Local Economic Impact: Community Resilience and Fragility

For a small community like Hampton, losing 236 manufacturing positions represents a shock equivalent to 3–5 percent of a typical town's workforce, depending on population estimates. Such a reduction cascades through local economies: reduced consumer spending at remaining retailers, declining property values near the shuttered facility, lost tax revenue for local schools and services, and diminished demand for supporting businesses that supplied the manufacturer or served its employees.
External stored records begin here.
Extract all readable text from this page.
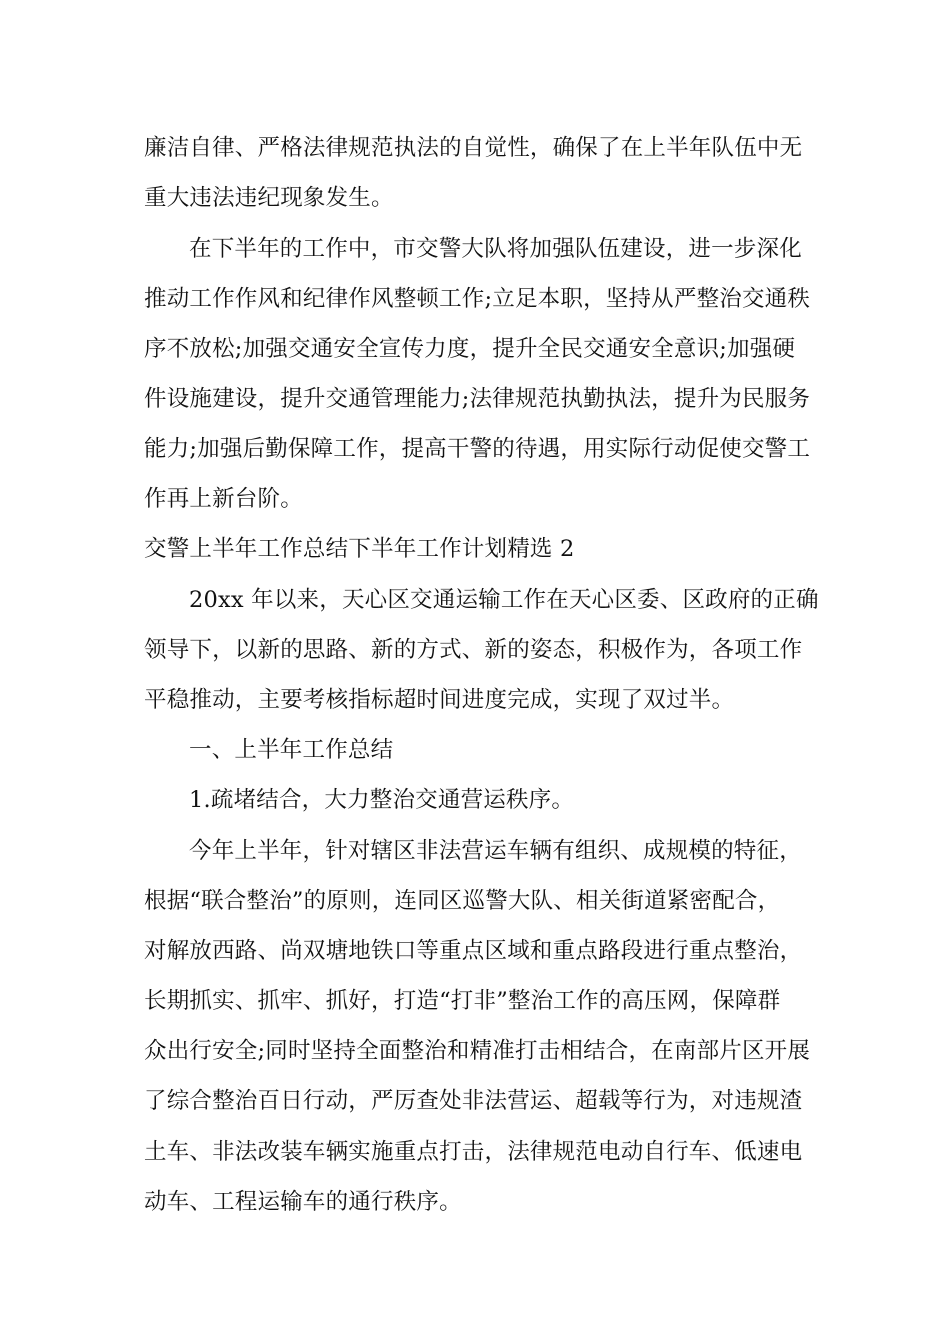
廉洁自律、严格法律规范执法的自觉性，确保了在上半年队伍中无
重大违法违纪现象发生。
在下半年的工作中，市交警大队将加强队伍建设，进一步深化
推动工作作风和纪律作风整顿工作;立足本职，坚持从严整治交通秩
序不放松;加强交通安全宣传力度，提升全民交通安全意识;加强硬
件设施建设，提升交通管理能力;法律规范执勤执法，提升为民服务
能力;加强后勤保障工作，提高干警的待遇，用实际行动促使交警工
作再上新台阶。
交警上半年工作总结下半年工作计划精选 2
20xx 年以来，天心区交通运输工作在天心区委、区政府的正确
领导下，以新的思路、新的方式、新的姿态，积极作为，各项工作
平稳推动，主要考核指标超时间进度完成，实现了双过半。
一、上半年工作总结
1.疏堵结合，大力整治交通营运秩序。
今年上半年，针对辖区非法营运车辆有组织、成规模的特征，
根据“联合整治”的原则，连同区巡警大队、相关街道紧密配合，
对解放西路、尚双塘地铁口等重点区域和重点路段进行重点整治，
长期抓实、抓牢、抓好，打造“打非”整治工作的高压网，保障群
众出行安全;同时坚持全面整治和精准打击相结合，在南部片区开展
了综合整治百日行动，严厉查处非法营运、超载等行为，对违规渣
土车、非法改装车辆实施重点打击，法律规范电动自行车、低速电
动车、工程运输车的通行秩序。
The aggregate impact of 246 workers across both WARN notices compounds these effects. In a community of perhaps 3,000–5,000 residents, this represents a meaningful contraction of the local tax base and purchasing power. Younger workers and those without established social networks in Hampton likely migrated elsewhere seeking opportunity, potentially accelerating population decline. This outmigration process, once initiated, creates self-reinforcing dynamics: fewer workers support fewer businesses, leading to further closures and additional departures.

The retraining and reemployment prospects for displaced workers depend heavily on available resources. Manufacturing workers at Nevamar likely possessed specialized skills with limited transferability to other sectors without retraining. Retail workers from Sooper Dooper faced the broader challenges endemic to retail employment: modest wages, limited benefits, and few credentials recognized across industries. South Carolina's workforce development system, while operational, cannot fully offset the structural loss of stable, middle-skill employment opportunities that manufacturing jobs historically provided.

Hampton's experience illustrates the persistent challenge facing rural manufacturing communities across the American South: adaptation to an economy that no longer values or sustains traditional industrial employment at scale.